Кризисное состояние постмодерна — явление исторически процессуальное и в этом смысле неизбежное. А вот непосредственное будущее ментального бытия культуры всегда событийно, поскольку всегда имеется несколько более или менее вероятных сценариев (синергетических аттракторов) дальнейшего развития исторической ситуации. Возможны, по-видимому: а) затягивание кризиса, ведущее к усилению тенденций дориторической дискурсной формации; б) своеобразная «контрреформация» постриторической дискурсной формации модернистского типа перед лицом угрозы мусульманского фундаментализма с его нормативной ментальностью; в) рецессивное восстановление доминантной роли дискурса власти с его императивно-регламентарнорегулятивными компетенциями, как это случилось в послереволюционной России; г) наконец, возможен и давно готовящийся неориторический прорыв конвергентного менталитета к доминированию в духовной жизни людей.

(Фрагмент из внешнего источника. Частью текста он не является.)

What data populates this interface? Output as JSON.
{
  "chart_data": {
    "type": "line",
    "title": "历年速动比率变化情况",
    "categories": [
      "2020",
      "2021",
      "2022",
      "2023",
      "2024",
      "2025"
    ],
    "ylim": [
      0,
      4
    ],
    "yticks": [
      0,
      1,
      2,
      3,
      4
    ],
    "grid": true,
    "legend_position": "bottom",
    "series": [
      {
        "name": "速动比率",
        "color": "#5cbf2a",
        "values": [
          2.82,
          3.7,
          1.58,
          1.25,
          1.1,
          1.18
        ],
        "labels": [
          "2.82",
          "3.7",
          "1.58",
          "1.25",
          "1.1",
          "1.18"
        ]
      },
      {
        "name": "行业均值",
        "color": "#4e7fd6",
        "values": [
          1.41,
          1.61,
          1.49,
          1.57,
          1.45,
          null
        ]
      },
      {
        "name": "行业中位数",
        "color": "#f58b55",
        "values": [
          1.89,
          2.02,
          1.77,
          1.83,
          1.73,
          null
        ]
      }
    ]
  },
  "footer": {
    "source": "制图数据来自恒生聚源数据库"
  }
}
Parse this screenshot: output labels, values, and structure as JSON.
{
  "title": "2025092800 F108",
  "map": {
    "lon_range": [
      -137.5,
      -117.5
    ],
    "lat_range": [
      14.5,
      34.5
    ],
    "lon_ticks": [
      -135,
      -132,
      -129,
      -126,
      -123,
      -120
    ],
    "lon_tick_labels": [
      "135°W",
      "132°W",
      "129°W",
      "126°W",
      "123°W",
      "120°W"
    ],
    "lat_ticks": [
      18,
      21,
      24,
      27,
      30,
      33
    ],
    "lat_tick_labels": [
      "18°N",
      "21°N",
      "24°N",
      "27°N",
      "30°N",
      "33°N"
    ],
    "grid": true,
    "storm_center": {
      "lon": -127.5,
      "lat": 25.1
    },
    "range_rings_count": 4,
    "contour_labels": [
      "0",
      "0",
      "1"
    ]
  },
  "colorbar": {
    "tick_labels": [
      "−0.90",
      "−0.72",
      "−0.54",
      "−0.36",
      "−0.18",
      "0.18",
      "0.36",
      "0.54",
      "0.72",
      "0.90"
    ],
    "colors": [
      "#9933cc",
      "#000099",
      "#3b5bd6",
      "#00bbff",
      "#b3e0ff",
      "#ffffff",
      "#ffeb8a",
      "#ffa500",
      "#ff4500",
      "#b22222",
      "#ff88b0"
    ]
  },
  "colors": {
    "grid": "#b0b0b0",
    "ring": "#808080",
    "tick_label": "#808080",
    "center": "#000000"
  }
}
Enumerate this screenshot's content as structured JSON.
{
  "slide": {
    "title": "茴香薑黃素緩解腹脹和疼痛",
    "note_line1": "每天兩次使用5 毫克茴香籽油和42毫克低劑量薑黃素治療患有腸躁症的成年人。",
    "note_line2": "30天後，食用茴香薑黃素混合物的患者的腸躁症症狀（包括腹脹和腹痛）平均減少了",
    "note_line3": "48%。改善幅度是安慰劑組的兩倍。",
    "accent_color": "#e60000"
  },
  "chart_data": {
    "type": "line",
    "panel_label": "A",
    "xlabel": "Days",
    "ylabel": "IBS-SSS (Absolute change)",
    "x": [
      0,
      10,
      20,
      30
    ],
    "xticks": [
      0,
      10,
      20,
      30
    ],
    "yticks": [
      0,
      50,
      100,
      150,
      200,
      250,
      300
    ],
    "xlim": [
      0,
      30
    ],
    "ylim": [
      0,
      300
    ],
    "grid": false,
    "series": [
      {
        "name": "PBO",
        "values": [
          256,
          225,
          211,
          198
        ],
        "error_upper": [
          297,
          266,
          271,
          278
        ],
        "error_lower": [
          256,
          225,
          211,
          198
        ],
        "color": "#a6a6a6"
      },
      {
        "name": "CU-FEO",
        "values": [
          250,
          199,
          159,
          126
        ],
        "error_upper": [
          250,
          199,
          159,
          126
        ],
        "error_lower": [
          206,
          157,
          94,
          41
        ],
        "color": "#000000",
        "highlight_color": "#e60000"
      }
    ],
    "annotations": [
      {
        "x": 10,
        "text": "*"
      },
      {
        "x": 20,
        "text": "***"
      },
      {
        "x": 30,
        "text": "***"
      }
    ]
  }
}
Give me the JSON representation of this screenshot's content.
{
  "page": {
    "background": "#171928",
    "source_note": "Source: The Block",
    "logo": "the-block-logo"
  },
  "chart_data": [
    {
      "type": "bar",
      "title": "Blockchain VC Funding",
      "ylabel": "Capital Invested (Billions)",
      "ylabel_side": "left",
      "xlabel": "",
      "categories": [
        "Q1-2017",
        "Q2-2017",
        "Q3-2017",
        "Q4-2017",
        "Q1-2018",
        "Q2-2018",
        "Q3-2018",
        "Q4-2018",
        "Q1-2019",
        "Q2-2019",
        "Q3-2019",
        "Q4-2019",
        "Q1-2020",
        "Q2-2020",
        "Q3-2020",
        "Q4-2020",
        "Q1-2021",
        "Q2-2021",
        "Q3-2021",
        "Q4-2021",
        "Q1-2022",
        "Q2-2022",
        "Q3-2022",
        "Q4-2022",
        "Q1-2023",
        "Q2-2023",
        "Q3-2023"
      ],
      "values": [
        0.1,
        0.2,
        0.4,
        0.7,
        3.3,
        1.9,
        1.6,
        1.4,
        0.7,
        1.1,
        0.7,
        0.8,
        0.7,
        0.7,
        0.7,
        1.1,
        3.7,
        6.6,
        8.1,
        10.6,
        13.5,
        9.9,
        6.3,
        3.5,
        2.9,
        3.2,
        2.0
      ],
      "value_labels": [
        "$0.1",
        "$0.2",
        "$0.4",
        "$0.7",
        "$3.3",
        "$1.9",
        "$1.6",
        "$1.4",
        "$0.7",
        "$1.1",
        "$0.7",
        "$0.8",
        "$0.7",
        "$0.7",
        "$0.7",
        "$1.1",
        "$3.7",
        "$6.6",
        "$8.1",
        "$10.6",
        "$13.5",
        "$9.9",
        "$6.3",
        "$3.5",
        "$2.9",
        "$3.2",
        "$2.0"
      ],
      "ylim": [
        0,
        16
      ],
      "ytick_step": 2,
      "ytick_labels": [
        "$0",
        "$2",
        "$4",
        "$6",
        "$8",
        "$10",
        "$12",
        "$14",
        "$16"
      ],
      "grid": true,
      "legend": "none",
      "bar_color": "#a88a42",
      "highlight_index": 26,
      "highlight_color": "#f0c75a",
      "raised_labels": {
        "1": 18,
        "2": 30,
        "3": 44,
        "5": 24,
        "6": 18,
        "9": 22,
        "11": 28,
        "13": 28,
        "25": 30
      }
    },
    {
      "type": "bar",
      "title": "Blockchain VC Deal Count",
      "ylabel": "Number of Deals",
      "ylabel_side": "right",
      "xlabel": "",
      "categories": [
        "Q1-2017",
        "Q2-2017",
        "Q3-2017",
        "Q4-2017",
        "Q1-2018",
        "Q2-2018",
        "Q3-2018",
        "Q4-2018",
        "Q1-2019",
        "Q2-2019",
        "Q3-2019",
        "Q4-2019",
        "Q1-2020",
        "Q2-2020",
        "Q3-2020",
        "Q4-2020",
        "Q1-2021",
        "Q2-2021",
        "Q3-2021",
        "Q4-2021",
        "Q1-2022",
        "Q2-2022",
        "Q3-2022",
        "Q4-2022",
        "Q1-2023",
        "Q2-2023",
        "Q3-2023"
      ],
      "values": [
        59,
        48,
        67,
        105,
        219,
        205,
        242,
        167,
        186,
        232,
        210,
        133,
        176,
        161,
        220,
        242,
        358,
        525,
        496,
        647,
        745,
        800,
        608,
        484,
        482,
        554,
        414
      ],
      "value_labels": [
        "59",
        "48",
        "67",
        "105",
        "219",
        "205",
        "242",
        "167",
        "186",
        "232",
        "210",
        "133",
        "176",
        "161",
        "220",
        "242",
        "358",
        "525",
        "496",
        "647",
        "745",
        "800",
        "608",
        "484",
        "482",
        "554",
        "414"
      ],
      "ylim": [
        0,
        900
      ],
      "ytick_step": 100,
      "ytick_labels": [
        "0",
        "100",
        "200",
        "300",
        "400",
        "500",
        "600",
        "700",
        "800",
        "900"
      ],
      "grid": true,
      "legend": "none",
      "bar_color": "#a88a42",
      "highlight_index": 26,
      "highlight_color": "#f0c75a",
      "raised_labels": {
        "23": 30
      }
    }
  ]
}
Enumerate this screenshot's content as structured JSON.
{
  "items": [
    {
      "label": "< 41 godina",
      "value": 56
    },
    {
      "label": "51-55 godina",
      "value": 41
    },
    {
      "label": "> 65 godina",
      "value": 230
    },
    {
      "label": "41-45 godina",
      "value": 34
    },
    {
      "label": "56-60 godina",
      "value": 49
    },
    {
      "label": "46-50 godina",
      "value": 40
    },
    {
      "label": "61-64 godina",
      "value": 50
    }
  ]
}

При резко возрастающей глобальности человеческой цивилизации каждый частный выбор одного из этих сценариев может оказаться не просто событийным, но и общечеловечески значимым.

Отмечу при этом, что интернет способен стать медиальным средством реализации любой дискурсной формации. Однако именно он открывает уникальные возможности осуществления неориторического порыва ко всеобщей солидаризации жизни, при которой, по слову Мандельштама, «все хотят увидеть всех».

  • [1] Хабермас Ю. Философский дискурс о модерне. М., 2008. С. 109.
  • [2] Смирнов И. П. Бытие и творчество. СПб., 1996. С. 22.
  • [3] Орлов Г. Древо музыки. Вашингтон; СПб., 1992. С. 212.
  • [4] Фуко М. Слова и вещи. СПб., 1994. С. 383.
  • [5] Хабермас Ю. Философский дискурс о модерне. С. 347.
  • [6] Там же. С. 102.
  • [7] Там же. С. 105.
  • [8] См.: Pecheux М. Les Verites de La Palice. Paris, 1975.
  • [9] Деррида Ж. О грамматологии. М., 2000. С. 313.
  • [10] Рикер П. Конфликт интерпретаций. М., 1995. С. 409.
  • [11] Baudrillard J. Simulacres et simulation. Paris, 1981. P. 231.
  • [12] Ibidem. P. 11.
  • [13] Cm.: Eco U. Innovatoin et repdtition: entre esthetique modern et postmodern //Reseaux. 1994. № 68.
  • [14] Baudrillard J. Simulacres et simulation. P. 121.
  • [15] Ibidem. Р. 235.
  • [16] См.: DeleuzJ., Guattari F. Rhizome. Paris, 1976.
  • [17] Кант И. Критика способности суждения // Соч.: в 6 т. Т. 5. М., 1966. С. 331.
  • [18] Пирс Ч. С. Избранные философские произведения. М., 2000. С. 218.
  • [19] Хабермас Ю. Философский дискурс о модерне. С. 375.
  • [20] Levinas Е. En decouvrant l’existence avec Husserl et Heidegger. Paris, 1964. P. 225.
  • [21] Levinas E. Autrement que savoir. Paris, 1988. P. 72.